It seems to be that road bikes are following in the wake of MTB with disc brakes, tubeless tyres and now single chain ring - no front mech and it has begun.
With MTB using 11 speeds and now 12 speeds, road bikes and mountain bikes seem to be running in parallel, with road bikes being used more and more off road, mainly gravel bikes.
Aqua Blue Sport Pro Cycle Team use a single chain ring on a 3T Strada aero bike with disc brakes and they managed a stage win in the Herald Sun Tour. They also raced in the Tour of Dubai, managing to get involved in a lot of breakaways, where slow wheel changes with the disc brakes seem to be an issue for a lot of riders using disc brakes.
The attraction of the single chain ring is you don’t require a front mechanism, less maintenance and no shifting from one ring to another. If you have electric gears, then shifting from one to the other isn’t really an issue in my opinion. However, in the world of mountain biking, with all the mud and grit, this is a serious advantage in extreme conditions and terrain, as the shifting can be affected.
The problem will be getting the gear ratios right, with mountain stages mixed with flats and power descents, adapting to suit the sprinters and climbers to their needs.
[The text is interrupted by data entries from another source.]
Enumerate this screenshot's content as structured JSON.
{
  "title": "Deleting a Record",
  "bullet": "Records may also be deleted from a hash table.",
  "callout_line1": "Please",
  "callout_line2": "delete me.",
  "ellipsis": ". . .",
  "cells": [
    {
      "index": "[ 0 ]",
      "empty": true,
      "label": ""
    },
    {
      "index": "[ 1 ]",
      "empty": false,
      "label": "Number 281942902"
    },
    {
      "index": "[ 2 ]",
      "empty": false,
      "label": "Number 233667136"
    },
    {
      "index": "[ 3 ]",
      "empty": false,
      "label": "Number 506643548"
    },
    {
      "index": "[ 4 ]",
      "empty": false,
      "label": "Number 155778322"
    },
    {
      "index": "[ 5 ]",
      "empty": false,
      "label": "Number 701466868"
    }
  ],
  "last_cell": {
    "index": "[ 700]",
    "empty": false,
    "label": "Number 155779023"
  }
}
Also, for riders out on the road the feedback is that you can spend a lot of time and money getting the gear range right when out on your weekend rides.
A few extra teeth on the front ring makes a massive difference. At least with two chain rings you have the range to get you out of trouble. When you turn the corner and there is a 17% climb in front of you, dropping down to that small chain ring, where you have the range to climb and sprint when hitting the flats, that final bit of madness at the end of your ride.
With the single chain ring my guess is you will have more than one cassette in your bike shed, so you can change it depending on the kind of ride you want to do.
It’s hard enough sometimes, when you are taking part in a sportive or Granfondo, choosing the right gearing to set up even when you have two chain rings. Getting the right gear range to get you up and down those mountains, especially if fatigued, you need that high gear to get you out of trouble.
With one chain ring getting the range right it will take a lot of thought and you’ll have to tailor it to your abilities. If you get it wrong, then you could be in trouble so getting the right advice is very important. If you are repeating the same kind of terrain everyday then single chain is not a problem, but if your rides differ all the time involving changing elevation then it will take a lot of thought.
With the pro teams they have the means to change cassettes and chain rings every day, but the normal day-to-day riders don’t have that luxury.
So let’s see where this goes. It’s a massive change and for a lot of us we’re going into the unknown. For now, I’m sticking with my 2 chain rings on the road at the moment, but it’s definitely a subject everyone is talking about.